During much of the Covid-19 economic recovery, prices have risen faster than paychecks, meaning real wages, adjusted for inflation, have shrunk.

However, the trend has recently started to change and salaries are moving closer to inflation.

Both Zandi and Wolfers expressed optimism that real wage growth will gain momentum in 2024.

“As time passes and inflation remains low, incomes will catch up to and exceed inflation,” Zandi said. “People will start to feel better about things.”

“A million things” could go wrong

Of course, the last few years have reminded us all how unexpected events like the Covid-19 pandemic or Russia’s invasion of Ukraine can ruin the most optimistic forecasts.

More black swans may emerge to cast a shadow over the economic outlook for 2024.

“As we know, there are a million things that could go wrong,” Wolfers said. “Recessions happen.”

Zandi said top of his list of concerns is the risk of further strains on the financial system, such as the bank failures of early 2023.

Another worry that doesn’t let Zandi sleep: the 2024 presidential elections.

The race for the White House will certainly be influenced by the economy (it is the main issue for voters).

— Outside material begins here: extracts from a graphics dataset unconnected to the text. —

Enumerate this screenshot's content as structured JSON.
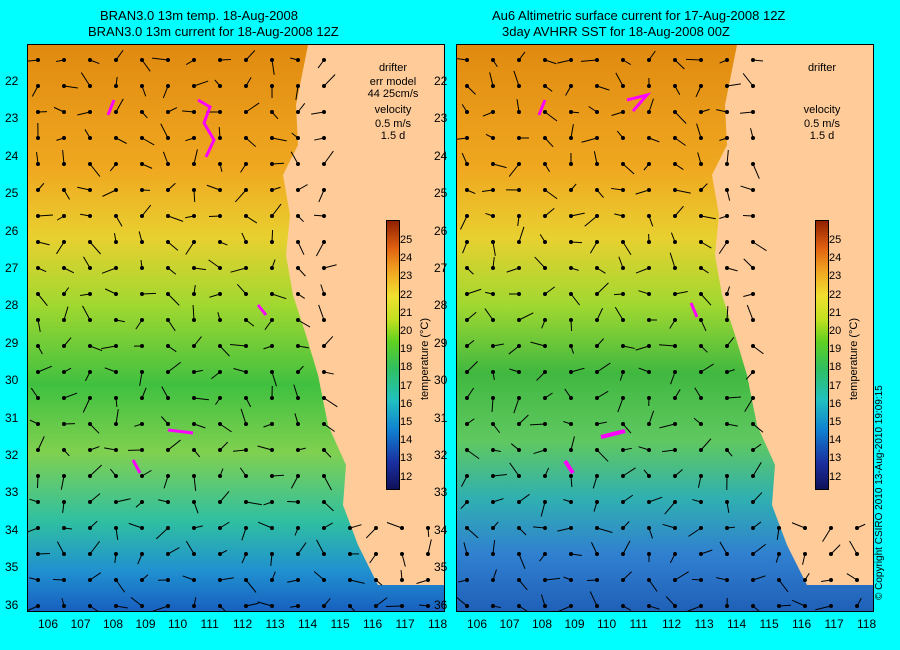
{
  "panels": [
    {
      "title_line1": "BRAN3.0 13m temp. 18-Aug-2008",
      "title_line2": "BRAN3.0 13m current for 18-Aug-2008 12Z",
      "legend": {
        "drifter": "drifter",
        "err_model": "err model",
        "err_value": "44 25cm/s",
        "velocity": "velocity",
        "speed": "0.5 m/s",
        "time": "1.5 d"
      }
    },
    {
      "title_line1": "Au6 Altimetric surface current for 17-Aug-2008 12Z",
      "title_line2": "3day AVHRR SST for 18-Aug-2008 00Z",
      "legend": {
        "drifter": "drifter",
        "velocity": "velocity",
        "speed": "0.5 m/s",
        "time": "1.5 d"
      }
    }
  ],
  "axes": {
    "lat_ticks": [
      "22",
      "23",
      "24",
      "25",
      "26",
      "27",
      "28",
      "29",
      "30",
      "31",
      "32",
      "33",
      "34",
      "35",
      "36"
    ],
    "lon_ticks": [
      "106",
      "107",
      "108",
      "109",
      "110",
      "111",
      "112",
      "113",
      "114",
      "115",
      "116",
      "117",
      "118"
    ]
  },
  "colorbar": {
    "label": "temperature (°C)",
    "ticks": [
      "25",
      "24",
      "23",
      "22",
      "21",
      "20",
      "19",
      "18",
      "17",
      "16",
      "15",
      "14",
      "13",
      "12"
    ]
  },
  "copyright": "© Copyright CSIRO 2010   13-Aug-2010 19:09:15",
  "colors": {
    "background": "#00ffff",
    "land": "#ffcc99",
    "drifter": "#ff00ff"
  }
}
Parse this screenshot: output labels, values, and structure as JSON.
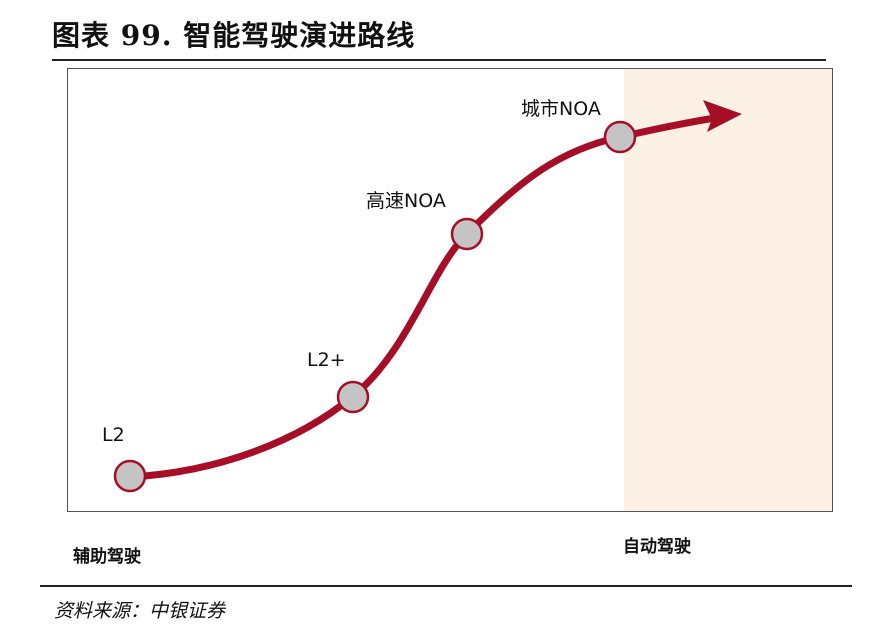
{
  "title": "图表 99. 智能驾驶演进路线",
  "stages": [
    {
      "label": "L2"
    },
    {
      "label": "L2+"
    },
    {
      "label": "高速NOA"
    },
    {
      "label": "城市NOA"
    }
  ],
  "regions": {
    "left": "辅助驾驶",
    "right": "自动驾驶"
  },
  "source": "资料来源：中银证券",
  "colors": {
    "curve": "#a50e26",
    "node": "#c4c4c4",
    "shade": "#fdf0e4"
  }
}
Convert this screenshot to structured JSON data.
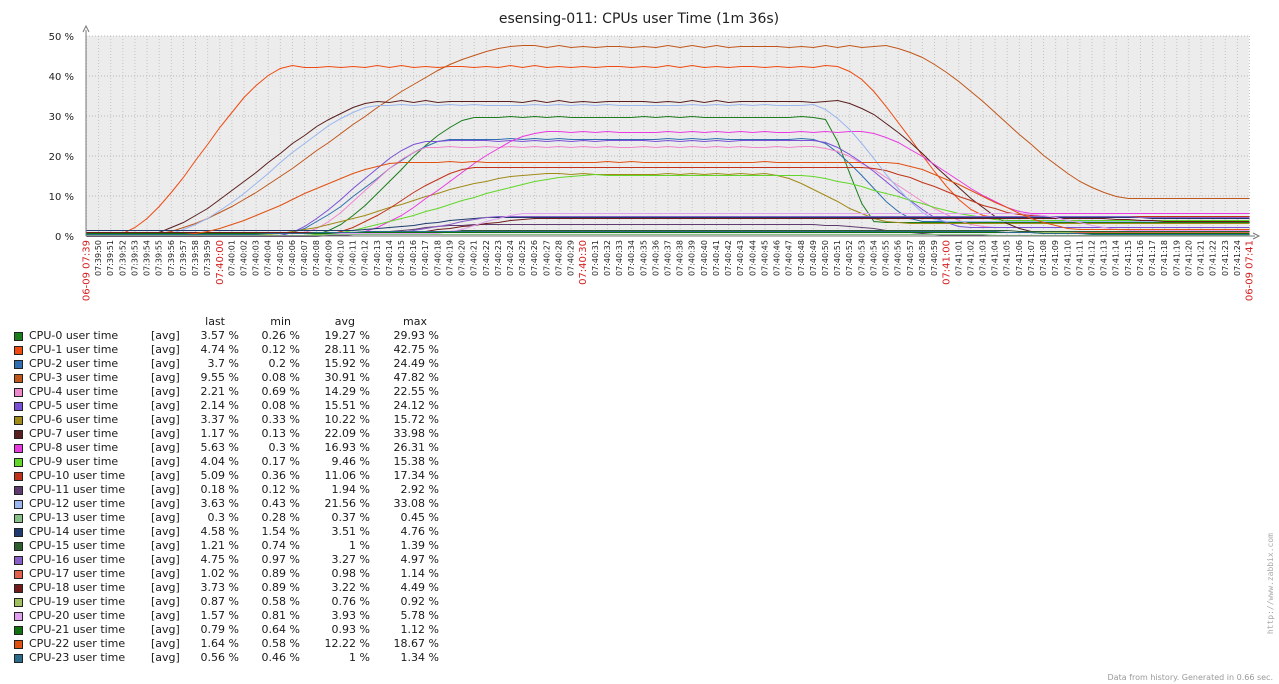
{
  "chart_data": {
    "type": "line",
    "title": "esensing-011: CPUs user Time (1m 36s)",
    "yticks": [
      "0 %",
      "10 %",
      "20 %",
      "30 %",
      "40 %",
      "50 %"
    ],
    "ylim": [
      0,
      50
    ],
    "grid": true,
    "time_start": "07:39:49",
    "time_end": "07:41:25",
    "start_label": "06-09 07:39",
    "end_label": "06-09 07:41",
    "marker_labels": [
      "07:40:00",
      "07:40:30",
      "07:41:00"
    ],
    "x_labels": [
      "07:39:50",
      "07:39:51",
      "07:39:52",
      "07:39:53",
      "07:39:54",
      "07:39:55",
      "07:39:56",
      "07:39:57",
      "07:39:58",
      "07:39:59",
      "07:40:00",
      "07:40:01",
      "07:40:02",
      "07:40:03",
      "07:40:04",
      "07:40:05",
      "07:40:06",
      "07:40:07",
      "07:40:08",
      "07:40:09",
      "07:40:10",
      "07:40:11",
      "07:40:12",
      "07:40:13",
      "07:40:14",
      "07:40:15",
      "07:40:16",
      "07:40:17",
      "07:40:18",
      "07:40:19",
      "07:40:20",
      "07:40:21",
      "07:40:22",
      "07:40:23",
      "07:40:24",
      "07:40:25",
      "07:40:26",
      "07:40:27",
      "07:40:28",
      "07:40:29",
      "07:40:30",
      "07:40:31",
      "07:40:32",
      "07:40:33",
      "07:40:34",
      "07:40:35",
      "07:40:36",
      "07:40:37",
      "07:40:38",
      "07:40:39",
      "07:40:40",
      "07:40:41",
      "07:40:42",
      "07:40:43",
      "07:40:44",
      "07:40:45",
      "07:40:46",
      "07:40:47",
      "07:40:48",
      "07:40:49",
      "07:40:50",
      "07:40:51",
      "07:40:52",
      "07:40:53",
      "07:40:54",
      "07:40:55",
      "07:40:56",
      "07:40:57",
      "07:40:58",
      "07:40:59",
      "07:41:00",
      "07:41:01",
      "07:41:02",
      "07:41:03",
      "07:41:04",
      "07:41:05",
      "07:41:06",
      "07:41:07",
      "07:41:08",
      "07:41:09",
      "07:41:10",
      "07:41:11",
      "07:41:12",
      "07:41:13",
      "07:41:14",
      "07:41:15",
      "07:41:16",
      "07:41:17",
      "07:41:18",
      "07:41:19",
      "07:41:20",
      "07:41:21",
      "07:41:22",
      "07:41:23",
      "07:41:24"
    ],
    "series": [
      {
        "name": "CPU-0 user time",
        "color": "#1a7c1a",
        "fn": "[avg]",
        "last": "3.57 %",
        "min": "0.26 %",
        "avg": "19.27 %",
        "max": "29.93 %",
        "shape": [
          0.26,
          30,
          3.57,
          19,
          34,
          63,
          68
        ]
      },
      {
        "name": "CPU-1 user time",
        "color": "#f04a10",
        "fn": "[avg]",
        "last": "4.74 %",
        "min": "0.12 %",
        "avg": "28.11 %",
        "max": "42.75 %",
        "shape": [
          0.12,
          42.75,
          4.74,
          2,
          18,
          64,
          78
        ]
      },
      {
        "name": "CPU-2 user time",
        "color": "#2f6fb0",
        "fn": "[avg]",
        "last": "3.7 %",
        "min": "0.2 %",
        "avg": "15.92 %",
        "max": "24.49 %",
        "shape": [
          0.2,
          24.49,
          3.7,
          16,
          32,
          62,
          72
        ]
      },
      {
        "name": "CPU-3 user time",
        "color": "#c0561a",
        "fn": "[avg]",
        "last": "9.55 %",
        "min": "0.08 %",
        "avg": "30.91 %",
        "max": "47.82 %",
        "shape": [
          0.08,
          47.82,
          9.55,
          4,
          38,
          68,
          90
        ]
      },
      {
        "name": "CPU-4 user time",
        "color": "#ee88cc",
        "fn": "[avg]",
        "last": "2.21 %",
        "min": "0.69 %",
        "avg": "14.29 %",
        "max": "22.55 %",
        "shape": [
          0.69,
          22.55,
          2.21,
          18,
          30,
          62,
          78
        ]
      },
      {
        "name": "CPU-5 user time",
        "color": "#7b4fd6",
        "fn": "[avg]",
        "last": "2.14 %",
        "min": "0.08 %",
        "avg": "15.51 %",
        "max": "24.12 %",
        "shape": [
          0.08,
          24.12,
          2.14,
          16,
          30,
          62,
          76
        ]
      },
      {
        "name": "CPU-6 user time",
        "color": "#a08a18",
        "fn": "[avg]",
        "last": "3.37 %",
        "min": "0.33 %",
        "avg": "10.22 %",
        "max": "15.72 %",
        "shape": [
          0.33,
          15.72,
          3.37,
          14,
          40,
          58,
          70
        ]
      },
      {
        "name": "CPU-7 user time",
        "color": "#5a1e1e",
        "fn": "[avg]",
        "last": "1.17 %",
        "min": "0.13 %",
        "avg": "22.09 %",
        "max": "33.98 %",
        "shape": [
          0.13,
          33.98,
          1.17,
          4,
          26,
          64,
          82
        ]
      },
      {
        "name": "CPU-8 user time",
        "color": "#e83ae0",
        "fn": "[avg]",
        "last": "5.63 %",
        "min": "0.3 %",
        "avg": "16.93 %",
        "max": "26.31 %",
        "shape": [
          0.3,
          26.31,
          5.63,
          22,
          40,
          66,
          82
        ]
      },
      {
        "name": "CPU-9 user time",
        "color": "#62d62a",
        "fn": "[avg]",
        "last": "4.04 %",
        "min": "0.17 %",
        "avg": "9.46 %",
        "max": "15.38 %",
        "shape": [
          0.17,
          15.38,
          4.04,
          18,
          44,
          60,
          80
        ]
      },
      {
        "name": "CPU-10 user time",
        "color": "#c0331a",
        "fn": "[avg]",
        "last": "5.09 %",
        "min": "0.36 %",
        "avg": "11.06 %",
        "max": "17.34 %",
        "shape": [
          0.36,
          17.34,
          5.09,
          20,
          34,
          66,
          82
        ]
      },
      {
        "name": "CPU-11 user time",
        "color": "#5e3a6e",
        "fn": "[avg]",
        "last": "0.18 %",
        "min": "0.12 %",
        "avg": "1.94 %",
        "max": "2.92 %",
        "shape": [
          0.12,
          2.92,
          0.18,
          20,
          34,
          62,
          76
        ]
      },
      {
        "name": "CPU-12 user time",
        "color": "#9ab6ee",
        "fn": "[avg]",
        "last": "3.63 %",
        "min": "0.43 %",
        "avg": "21.56 %",
        "max": "33.08 %",
        "shape": [
          0.43,
          33.08,
          3.63,
          6,
          26,
          62,
          74
        ]
      },
      {
        "name": "CPU-13 user time",
        "color": "#86c086",
        "fn": "[avg]",
        "last": "0.3 %",
        "min": "0.28 %",
        "avg": "0.37 %",
        "max": "0.45 %",
        "shape": [
          0.28,
          0.45,
          0.3,
          10,
          30,
          70,
          86
        ]
      },
      {
        "name": "CPU-14 user time",
        "color": "#1e3a6e",
        "fn": "[avg]",
        "last": "4.58 %",
        "min": "1.54 %",
        "avg": "3.51 %",
        "max": "4.76 %",
        "shape": [
          1.54,
          4.76,
          4.58,
          22,
          36,
          86,
          94
        ]
      },
      {
        "name": "CPU-15 user time",
        "color": "#2e5e2e",
        "fn": "[avg]",
        "last": "1.21 %",
        "min": "0.74 %",
        "avg": "1 %",
        "max": "1.39 %",
        "shape": [
          0.74,
          1.39,
          1.21,
          14,
          34,
          78,
          90
        ]
      },
      {
        "name": "CPU-16 user time",
        "color": "#8a5ec8",
        "fn": "[avg]",
        "last": "4.75 %",
        "min": "0.97 %",
        "avg": "3.27 %",
        "max": "4.97 %",
        "shape": [
          0.97,
          4.97,
          4.75,
          26,
          36,
          86,
          94
        ]
      },
      {
        "name": "CPU-17 user time",
        "color": "#e0604a",
        "fn": "[avg]",
        "last": "1.02 %",
        "min": "0.89 %",
        "avg": "0.98 %",
        "max": "1.14 %",
        "shape": [
          0.89,
          1.14,
          1.02,
          14,
          30,
          76,
          88
        ]
      },
      {
        "name": "CPU-18 user time",
        "color": "#701a1a",
        "fn": "[avg]",
        "last": "3.73 %",
        "min": "0.89 %",
        "avg": "3.22 %",
        "max": "4.49 %",
        "shape": [
          0.89,
          4.49,
          3.73,
          26,
          40,
          86,
          94
        ]
      },
      {
        "name": "CPU-19 user time",
        "color": "#a0c060",
        "fn": "[avg]",
        "last": "0.87 %",
        "min": "0.58 %",
        "avg": "0.76 %",
        "max": "0.92 %",
        "shape": [
          0.58,
          0.92,
          0.87,
          12,
          30,
          74,
          88
        ]
      },
      {
        "name": "CPU-20 user time",
        "color": "#e0a0ee",
        "fn": "[avg]",
        "last": "1.57 %",
        "min": "0.81 %",
        "avg": "3.93 %",
        "max": "5.78 %",
        "shape": [
          0.81,
          5.78,
          1.57,
          30,
          38,
          80,
          90
        ]
      },
      {
        "name": "CPU-21 user time",
        "color": "#107010",
        "fn": "[avg]",
        "last": "0.79 %",
        "min": "0.64 %",
        "avg": "0.93 %",
        "max": "1.12 %",
        "shape": [
          0.64,
          1.12,
          0.79,
          12,
          30,
          72,
          86
        ]
      },
      {
        "name": "CPU-22 user time",
        "color": "#e05010",
        "fn": "[avg]",
        "last": "1.64 %",
        "min": "0.58 %",
        "avg": "12.22 %",
        "max": "18.67 %",
        "shape": [
          0.58,
          18.67,
          1.64,
          8,
          28,
          68,
          86
        ]
      },
      {
        "name": "CPU-23 user time",
        "color": "#2a6a8a",
        "fn": "[avg]",
        "last": "0.56 %",
        "min": "0.46 %",
        "avg": "1 %",
        "max": "1.34 %",
        "shape": [
          0.46,
          1.34,
          0.56,
          10,
          30,
          74,
          88
        ]
      }
    ]
  },
  "legend_headers": {
    "last": "last",
    "min": "min",
    "avg": "avg",
    "max": "max"
  },
  "watermark": "http://www.zabbix.com",
  "footer": "Data from history. Generated in 0.66 sec."
}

But the opposite could also happen.

Zandi predicted a hotly contested race and warned that a contested election could lead to uncertainty or even social unrest.

“If that were the case, it could be very damaging to the stock market and the economy in general,” he said.

Still, Wolfers is hoping for a dose of normalcy after a difficult few years for the U.S. economy.

“Every economist’s secret dream is to expect economics to be boring. “I want a 2024 where you never call me because the majority of your viewers have jobs, are comfortable with their income and nothing bad has happened,” he said. “This hasn’t been the story because of the pandemic, but it could be the story next year.”